Ok, I am starting to learn more! I plan on adding more drives to my farm. So if I use mergefs now, what happens when I want to add another 24 or 48 drive jbod?
you can add them anytime later and mount them with mergerFS the same way.
mergerFS is only a way how you’re mounting your existing drives in addition to the normal mounting method.
Even though it’s called fs for filesystem, it’s not a different way of formatting a drive and the filesystem is also not written anywhere onto the drive.
So if you’re adding more drives later the mountpoint /mnt/garden/ will just appaer to be a bigger drive in the system
Cool. I need to use more of these tools and learn more about them. One minor item I noticed, some of the commands have chia in front of them in your examples…like ./chia_plot_counter is actually ./plot_counter. Not a big deal but it took me a few minutes to figure out why it would work. Like I said I’m a Linux noob, so someone else probably didn’t even copy and paste examples.
its all green checkmarks now if everything is fine for a better overview
in case of errors they are displayed in the standard terminal
logfile still captures everything
Important change mounted disks are processed now. Destructive actions such as wipe and format won’t work on mounted disks anyways. The standard linux tools that are used here, will refuse to eat stuff thats not dead so at least now you’re all getting error messages. This is especially important if you are using any distro thats automounting drives.
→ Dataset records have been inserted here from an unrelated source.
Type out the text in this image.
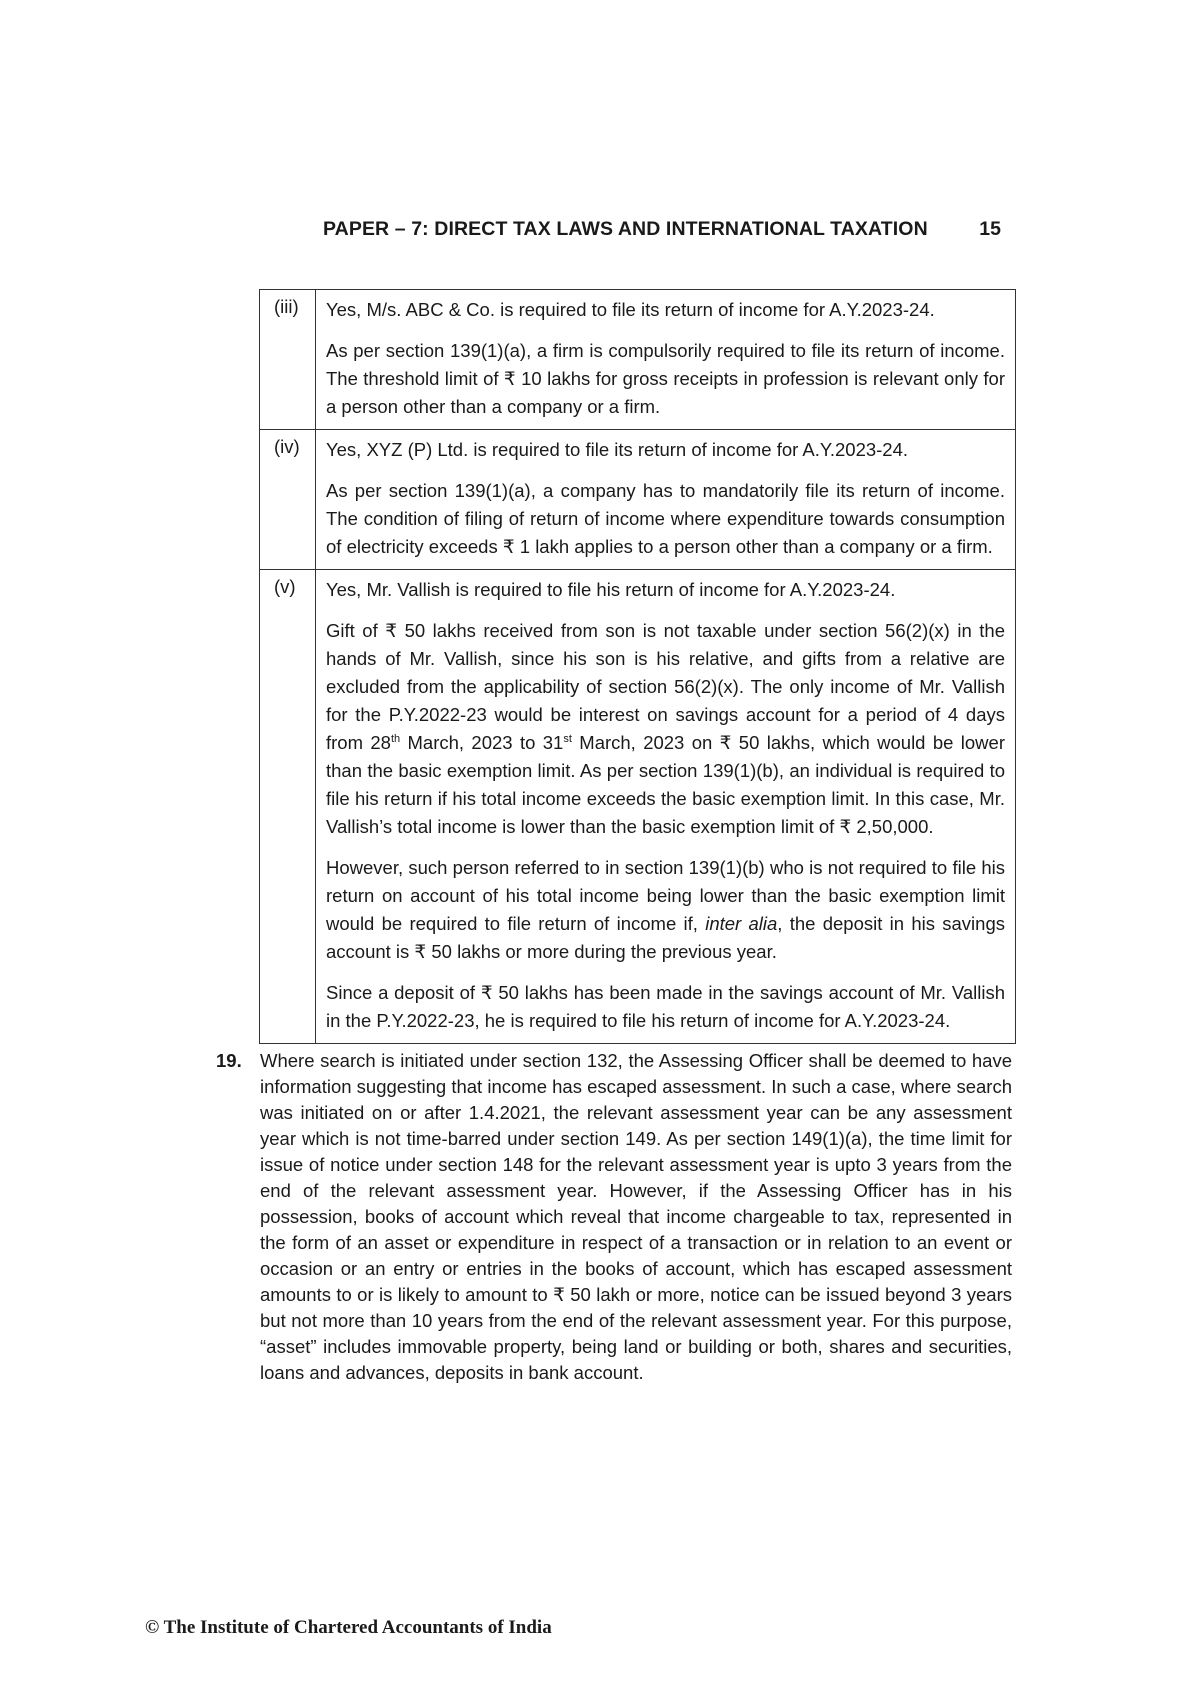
PAPER – 7: DIRECT TAX LAWS AND INTERNATIONAL TAXATION	15
(iii)	Yes, M/s. ABC & Co. is required to file its return of income for A.Y.2023-24.

As per section 139(1)(a), a firm is compulsorily required to file its return of income. The threshold limit of ₹ 10 lakhs for gross receipts in profession is relevant only for a person other than a company or a firm.

(iv)	Yes, XYZ (P) Ltd. is required to file its return of income for A.Y.2023-24.

As per section 139(1)(a), a company has to mandatorily file its return of income. The condition of filing of return of income where expenditure towards consumption of electricity exceeds ₹ 1 lakh applies to a person other than a company or a firm.

(v)	Yes, Mr. Vallish is required to file his return of income for A.Y.2023-24.

Gift of ₹ 50 lakhs received from son is not taxable under section 56(2)(x) in the hands of Mr. Vallish, since his son is his relative, and gifts from a relative are excluded from the applicability of section 56(2)(x). The only income of Mr. Vallish for the P.Y.2022-23 would be interest on savings account for a period of 4 days from 28th March, 2023 to 31st March, 2023 on ₹ 50 lakhs, which would be lower than the basic exemption limit. As per section 139(1)(b), an individual is required to file his return if his total income exceeds the basic exemption limit. In this case, Mr. Vallish’s total income is lower than the basic exemption limit of ₹ 2,50,000.

However, such person referred to in section 139(1)(b) who is not required to file his return on account of his total income being lower than the basic exemption limit would be required to file return of income if, inter alia, the deposit in his savings account is ₹ 50 lakhs or more during the previous year.

Since a deposit of ₹ 50 lakhs has been made in the savings account of Mr. Vallish in the P.Y.2022-23, he is required to file his return of income for A.Y.2023-24.

19. Where search is initiated under section 132, the Assessing Officer shall be deemed to have information suggesting that income has escaped assessment. In such a case, where search was initiated on or after 1.4.2021, the relevant assessment year can be any assessment year which is not time-barred under section 149. As per section 149(1)(a), the time limit for issue of notice under section 148 for the relevant assessment year is upto 3 years from the end of the relevant assessment year. However, if the Assessing Officer has in his possession, books of account which reveal that income chargeable to tax, represented in the form of an asset or expenditure in respect of a transaction or in relation to an event or occasion or an entry or entries in the books of account, which has escaped assessment amounts to or is likely to amount to ₹ 50 lakh or more, notice can be issued beyond 3 years but not more than 10 years from the end of the relevant assessment year. For this purpose, “asset” includes immovable property, being land or building or both, shares and securities, loans and advances, deposits in bank account.
© The Institute of Chartered Accountants of India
For example the desktop (not server) version of ubuntu.
I also updated plot_over the replot helper script.
The entire configuration is happening now in the config file. The only argument thats left, is the --config option which loads the specified file. Example is within the repo.
I’ve also fixed a bug which would cause wrong allocation of disk sizes in some scenarios.
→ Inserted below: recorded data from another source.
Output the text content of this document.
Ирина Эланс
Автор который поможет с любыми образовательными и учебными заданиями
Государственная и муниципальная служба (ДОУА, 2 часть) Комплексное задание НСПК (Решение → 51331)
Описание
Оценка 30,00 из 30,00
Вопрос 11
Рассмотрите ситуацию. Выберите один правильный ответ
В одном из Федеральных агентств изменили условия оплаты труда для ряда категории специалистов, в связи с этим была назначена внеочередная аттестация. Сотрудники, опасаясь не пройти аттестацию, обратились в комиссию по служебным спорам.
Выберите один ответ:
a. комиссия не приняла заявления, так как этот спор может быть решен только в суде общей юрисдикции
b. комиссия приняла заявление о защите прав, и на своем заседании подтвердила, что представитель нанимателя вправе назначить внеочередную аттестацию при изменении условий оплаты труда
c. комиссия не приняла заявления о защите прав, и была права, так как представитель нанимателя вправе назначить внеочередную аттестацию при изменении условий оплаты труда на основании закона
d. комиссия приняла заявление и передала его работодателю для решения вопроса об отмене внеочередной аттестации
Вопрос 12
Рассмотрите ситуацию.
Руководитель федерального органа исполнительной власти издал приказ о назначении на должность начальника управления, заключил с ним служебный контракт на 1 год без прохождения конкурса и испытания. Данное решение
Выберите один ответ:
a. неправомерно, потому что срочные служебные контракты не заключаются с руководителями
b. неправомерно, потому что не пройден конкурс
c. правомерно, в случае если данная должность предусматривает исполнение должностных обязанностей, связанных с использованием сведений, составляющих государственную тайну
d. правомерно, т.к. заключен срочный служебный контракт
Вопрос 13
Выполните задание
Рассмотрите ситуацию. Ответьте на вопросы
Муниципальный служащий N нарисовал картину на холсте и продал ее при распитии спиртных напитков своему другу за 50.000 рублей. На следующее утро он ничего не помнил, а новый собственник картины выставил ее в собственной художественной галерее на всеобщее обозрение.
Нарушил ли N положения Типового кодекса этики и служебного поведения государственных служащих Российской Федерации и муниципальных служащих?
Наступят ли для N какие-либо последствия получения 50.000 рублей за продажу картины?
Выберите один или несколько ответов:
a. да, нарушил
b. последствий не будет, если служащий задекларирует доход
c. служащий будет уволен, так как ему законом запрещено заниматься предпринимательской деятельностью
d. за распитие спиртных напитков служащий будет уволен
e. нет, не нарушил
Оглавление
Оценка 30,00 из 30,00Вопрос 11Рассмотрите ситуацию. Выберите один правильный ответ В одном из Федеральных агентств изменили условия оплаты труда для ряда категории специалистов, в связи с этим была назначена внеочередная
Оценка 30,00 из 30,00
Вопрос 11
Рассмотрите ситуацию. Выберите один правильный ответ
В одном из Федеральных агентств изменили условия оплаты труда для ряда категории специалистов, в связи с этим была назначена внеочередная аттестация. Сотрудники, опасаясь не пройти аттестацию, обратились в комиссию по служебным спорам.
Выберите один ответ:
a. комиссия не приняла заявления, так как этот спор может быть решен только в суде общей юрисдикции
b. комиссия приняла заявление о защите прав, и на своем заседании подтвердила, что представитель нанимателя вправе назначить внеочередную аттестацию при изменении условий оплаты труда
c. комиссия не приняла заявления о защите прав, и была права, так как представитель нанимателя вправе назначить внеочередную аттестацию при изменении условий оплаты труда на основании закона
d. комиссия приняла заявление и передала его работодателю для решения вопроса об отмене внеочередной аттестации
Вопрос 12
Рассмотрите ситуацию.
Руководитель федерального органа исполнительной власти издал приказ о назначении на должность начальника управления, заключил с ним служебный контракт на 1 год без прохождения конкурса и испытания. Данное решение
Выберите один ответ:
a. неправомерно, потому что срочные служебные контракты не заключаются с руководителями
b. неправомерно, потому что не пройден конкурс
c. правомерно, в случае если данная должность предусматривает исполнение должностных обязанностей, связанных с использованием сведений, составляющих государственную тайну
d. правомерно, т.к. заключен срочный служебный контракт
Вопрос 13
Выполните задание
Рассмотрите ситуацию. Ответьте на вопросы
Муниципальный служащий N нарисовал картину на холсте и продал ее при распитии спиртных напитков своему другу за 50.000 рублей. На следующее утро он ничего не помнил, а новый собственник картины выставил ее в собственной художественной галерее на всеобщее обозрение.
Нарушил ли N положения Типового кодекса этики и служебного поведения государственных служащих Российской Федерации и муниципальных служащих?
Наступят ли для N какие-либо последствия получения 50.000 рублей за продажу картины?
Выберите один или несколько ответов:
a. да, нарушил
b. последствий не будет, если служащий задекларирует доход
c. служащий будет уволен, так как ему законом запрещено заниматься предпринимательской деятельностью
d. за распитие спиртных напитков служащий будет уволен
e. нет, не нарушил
If you are using plot_over, please update to the latest version.
The script now (finally!) detects fully replotted disks correctly.
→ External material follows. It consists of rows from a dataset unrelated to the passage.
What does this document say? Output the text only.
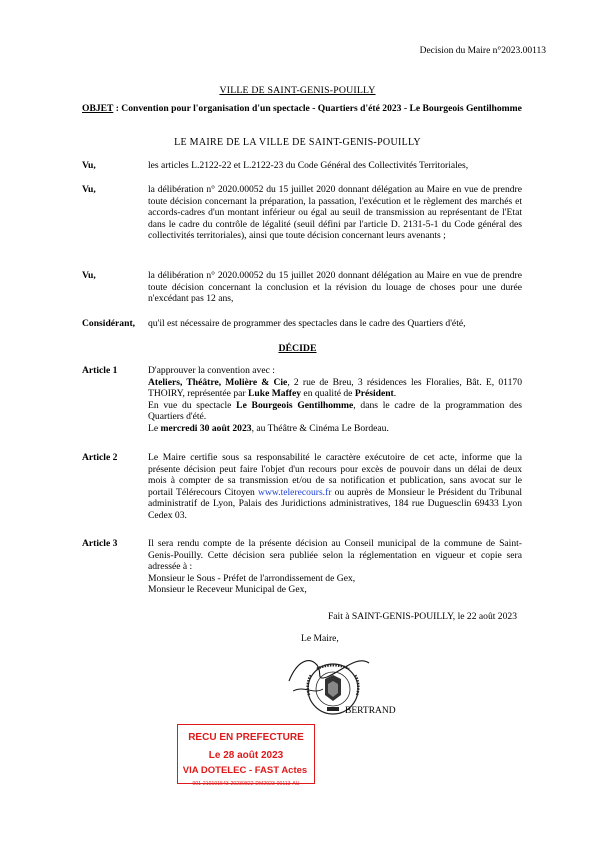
Decision du Maire n°2023.00113
VILLE DE SAINT-GENIS-POUILLY
OBJET : Convention pour l'organisation d'un spectacle - Quartiers d'été 2023 - Le Bourgeois Gentilhomme
LE MAIRE DE LA VILLE DE SAINT-GENIS-POUILLY
Vu,	les articles L.2122-22 et L.2122-23 du Code Général des Collectivités Territoriales,
Vu,	la délibération n° 2020.00052 du 15 juillet 2020 donnant délégation au Maire en vue de prendre toute décision concernant la préparation, la passation, l'exécution et le règlement des marchés et accords-cadres d'un montant inférieur ou égal au seuil de transmission au représentant de l'Etat dans le cadre du contrôle de légalité (seuil défini par l'article D. 2131-5-1 du Code général des collectivités territoriales), ainsi que toute décision concernant leurs avenants ;
Vu,	la délibération n° 2020.00052 du 15 juillet 2020 donnant délégation au Maire en vue de prendre toute décision concernant la conclusion et la révision du louage de choses pour une durée n'excédant pas 12 ans,
Considérant, qu'il est nécessaire de programmer des spectacles dans le cadre des Quartiers d'été,
DÉCIDE
Article 1	D'approuver la convention avec :
Ateliers, Théâtre, Molière & Cie, 2 rue de Breu, 3 résidences les Floralies, Bât. E, 01170 THOIRY, représentée par Luke Maffey en qualité de Président.
En vue du spectacle Le Bourgeois Gentilhomme, dans le cadre de la programmation des Quartiers d'été.
Le mercredi 30 août 2023, au Théâtre & Cinéma Le Bordeau.
Article 2	Le Maire certifie sous sa responsabilité le caractère exécutoire de cet acte, informe que la présente décision peut faire l'objet d'un recours pour excès de pouvoir dans un délai de deux mois à compter de sa transmission et/ou de sa notification et publication, sans avocat sur le portail Télérecours Citoyen www.telerecours.fr ou auprès de Monsieur le Président du Tribunal administratif de Lyon, Palais des Juridictions administratives, 184 rue Duguesclin 69433 Lyon Cedex 03.
Article 3	Il sera rendu compte de la présente décision au Conseil municipal de la commune de Saint-Genis-Pouilly. Cette décision sera publiée selon la réglementation en vigueur et copie sera adressée à :
Monsieur le Sous - Préfet de l'arrondissement de Gex,
Monsieur le Receveur Municipal de Gex,
Fait à SAINT-GENIS-POUILLY, le 22 août 2023
Le Maire,
BERTRAND
RECU EN PREFECTURE
Le 28 août 2023
VIA DOTELEC - FAST Actes
001-210101543-20230822-DM2023-00113-AU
Those will be removed from the disks being monitored, which is better performance-wise.
But more importantly the amount of desired free disks gets auto adapted accordingly which is important for the end of the replotting phase when there are only few disks left as replotting candidates.
Compatibility to bladebit is currently broken. I’ll fix that very soon.
Can you explain replot more? Right now, I have a bunch of plots C8 and want to replot to C18. Right now I find 5 drives and run chiainit and then plot those 5 drives as C18. How does this help me do that?
If you replot your drives by reformatting them and then create new plots on each drive it means that you will miss rewards as long as the drives are still quite empty.
By using a replot helper script like plot_over you can gradually replace plots by newly created plots with the desired compression level. This means that you still use your full disk capacity during the replotting phase.
So how do I make use of it? I went in and removed c18 and higher from the script. So it looks for anything that’s c18 and lower, then deletes plots off the drive, in the meantime I’m plotting and plotsync sees a drive with new empty space and puts plots there?
That is a great tool man! You’re right I miss out on full rewards for 2 to 3 days it takes to replot 5 drives depending on hd size.
Yes, this part of the config file takes care of that:
replot_levels=“0,1,2,3,4,5,6,7,8,9,10,11,12,13,14,15,16,18,19,20”
replot_levels are those plot levels which will be gradually removed by the script. So in this case, anything but level 17 will be removed. That is if you are replotting to C17 for example.